2. Der Antrag ist in Ansehung rückständigen Kindesunterhalts begründet.
Für die Einstellung der Vollstreckung von Unterhaltsrückständen reicht die Darlegung des endgültigen Verlustes an den nach Verbrauch zur Rückerstattung unfähigen Gläubiger aus, um einen nicht zu ersetzenden Nachteil geltend zu machen (vgl. Senat FamRZ 2015, 1741 m.w.N.). Dass die Antragstellerin neben den laufenden Unterhaltszahlungen zum Bestreiten ihrer Lebenshaltung auch auf Unterhaltsrückstände angewiesen wäre, hat sie nicht geltend gemacht und dem Vorbringen des Antragsgegners zu einer möglichen Entreicherungseinrede ist sie nicht entgegen getreten.
Im Übrigen ist der Einstellungsantrag unbegründet.
Weil die sofortige Vollstreckbarkeit einer laufenden Unterhaltsverpflichtung die Regel (§§ 116 Abs. 3 S 2, 120 Abs. 2 S 1 FamFG) gegenüber der Einstellung oder Beschränkung der Vollstreckung (§ 120 Abs. 2 S 2 FamFG) sein soll, reicht der Verweis auf eine nicht bestehende oder nur unrechtmäßig überhöhte Verpflichtung und eine mögliche Entreicherung des Unterhaltsgläubigers nicht aus. Gerade weil der Unterhaltsgläubiger typischerweise auf den sofortigen Verbrauch der laufend geschuldeten Unterhaltszahlung angewiesen ist, soll der von ihm erstrittene Titel trotz der Anfechtung durch den Schuldner sofort vollstreckt werden können (§§ 116 Abs. 3 S 3, 120 Abs. 2 S 1 FamFG). Diese Regelung weist dem Unterhaltsschuldner - anders als dem Schuldner sonstiger Forderungen - das Risiko zu, die ihn verpflichtende Entscheidung könne sich als unrichtig erweisen (vgl. Senat FamRZ 2015, 165 Senat FamRZ 2015, 1741, jew. m.w.N.).

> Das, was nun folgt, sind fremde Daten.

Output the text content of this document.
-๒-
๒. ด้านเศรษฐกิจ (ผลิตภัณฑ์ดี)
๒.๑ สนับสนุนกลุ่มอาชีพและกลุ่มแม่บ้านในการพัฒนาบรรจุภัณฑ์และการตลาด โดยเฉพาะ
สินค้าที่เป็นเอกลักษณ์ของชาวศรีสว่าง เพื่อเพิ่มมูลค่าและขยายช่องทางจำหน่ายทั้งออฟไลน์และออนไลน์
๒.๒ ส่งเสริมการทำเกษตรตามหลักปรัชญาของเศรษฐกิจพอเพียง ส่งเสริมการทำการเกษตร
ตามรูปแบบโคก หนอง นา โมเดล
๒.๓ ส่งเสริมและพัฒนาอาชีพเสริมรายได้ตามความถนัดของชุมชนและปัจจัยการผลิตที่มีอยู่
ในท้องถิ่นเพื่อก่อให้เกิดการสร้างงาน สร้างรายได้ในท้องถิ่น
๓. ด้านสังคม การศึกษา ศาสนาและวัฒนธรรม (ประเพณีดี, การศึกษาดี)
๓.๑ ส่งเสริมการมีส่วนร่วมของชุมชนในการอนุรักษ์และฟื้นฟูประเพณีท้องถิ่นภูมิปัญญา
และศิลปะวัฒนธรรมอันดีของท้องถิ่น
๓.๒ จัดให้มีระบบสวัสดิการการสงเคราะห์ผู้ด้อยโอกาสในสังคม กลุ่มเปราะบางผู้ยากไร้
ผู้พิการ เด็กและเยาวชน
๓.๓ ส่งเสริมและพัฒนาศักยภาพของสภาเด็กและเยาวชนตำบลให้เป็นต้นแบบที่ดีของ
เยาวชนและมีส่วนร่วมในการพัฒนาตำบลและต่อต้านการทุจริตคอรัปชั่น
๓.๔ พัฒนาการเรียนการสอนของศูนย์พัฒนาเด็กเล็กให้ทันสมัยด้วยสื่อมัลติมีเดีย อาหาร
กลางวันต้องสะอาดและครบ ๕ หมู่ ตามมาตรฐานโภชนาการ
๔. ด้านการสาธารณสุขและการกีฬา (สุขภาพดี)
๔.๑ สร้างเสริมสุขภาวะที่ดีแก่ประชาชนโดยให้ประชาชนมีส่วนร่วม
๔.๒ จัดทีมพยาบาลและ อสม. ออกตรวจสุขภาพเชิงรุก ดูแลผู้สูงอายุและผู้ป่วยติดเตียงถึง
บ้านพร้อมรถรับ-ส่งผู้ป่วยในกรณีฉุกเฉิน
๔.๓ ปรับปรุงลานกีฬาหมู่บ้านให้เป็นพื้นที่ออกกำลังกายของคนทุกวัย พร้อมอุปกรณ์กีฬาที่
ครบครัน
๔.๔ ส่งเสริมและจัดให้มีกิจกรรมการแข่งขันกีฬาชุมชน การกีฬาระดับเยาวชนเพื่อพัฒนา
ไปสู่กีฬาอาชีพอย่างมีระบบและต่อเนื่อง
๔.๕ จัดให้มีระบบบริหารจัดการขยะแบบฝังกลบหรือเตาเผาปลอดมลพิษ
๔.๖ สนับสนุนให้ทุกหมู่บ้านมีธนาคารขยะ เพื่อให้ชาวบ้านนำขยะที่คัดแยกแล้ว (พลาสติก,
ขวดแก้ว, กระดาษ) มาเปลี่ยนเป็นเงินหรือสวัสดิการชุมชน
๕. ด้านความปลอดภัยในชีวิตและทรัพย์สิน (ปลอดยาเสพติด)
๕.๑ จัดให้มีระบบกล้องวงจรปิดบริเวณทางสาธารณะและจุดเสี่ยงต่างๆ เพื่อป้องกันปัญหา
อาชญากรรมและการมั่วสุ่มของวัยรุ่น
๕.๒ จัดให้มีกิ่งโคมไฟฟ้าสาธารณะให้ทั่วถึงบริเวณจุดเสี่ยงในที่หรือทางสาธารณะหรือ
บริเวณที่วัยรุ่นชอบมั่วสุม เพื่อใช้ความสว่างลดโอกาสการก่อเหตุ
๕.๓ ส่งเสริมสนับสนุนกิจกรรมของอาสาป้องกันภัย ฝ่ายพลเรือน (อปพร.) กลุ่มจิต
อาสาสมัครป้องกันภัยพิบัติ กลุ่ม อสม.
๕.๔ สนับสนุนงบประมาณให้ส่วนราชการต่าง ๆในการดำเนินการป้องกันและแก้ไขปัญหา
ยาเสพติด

Eine Einstellung gegen Sicherheitsleistung kommt nicht in Betracht. Der Verweis in § 120 Abs. 2 S 3 FamFG auf § 707 Abs. 1 ZPO, der Einstellungen gegen Sicherheitsleistungen eröffnet, ist nach Entstehungsgeschichte und systematischem Zusammenhang mit § 116 Abs. 3 S 3 FamFG restriktiv zu handhaben (vgl. MüKoFamFG/C. Fischer, 3. Aufl. 2018, FamFG § 120 Rn. 9; 116, Rn. 12 m.w.N.), sodass in Unterhaltssachen Einstellungen oder Beschränkungen nur ohne Sicherheitsleistungen erfolgen können. Dem ist aus den vorgenannten Gründen zu folgen, da der Unterhaltsgläubiger zur Sicherheitsleistung regelmäßig außerstande sein wird, und ihm bei einer Aufhebung der Vollstreckungsmaßnahme gegen Sicherheitsleistung des Schuldners der Erhalt der regelmäßig notwendigen Unterhaltszahlungen vorenthalten bliebe (vgl. Senat FamRZ 2015, 1741).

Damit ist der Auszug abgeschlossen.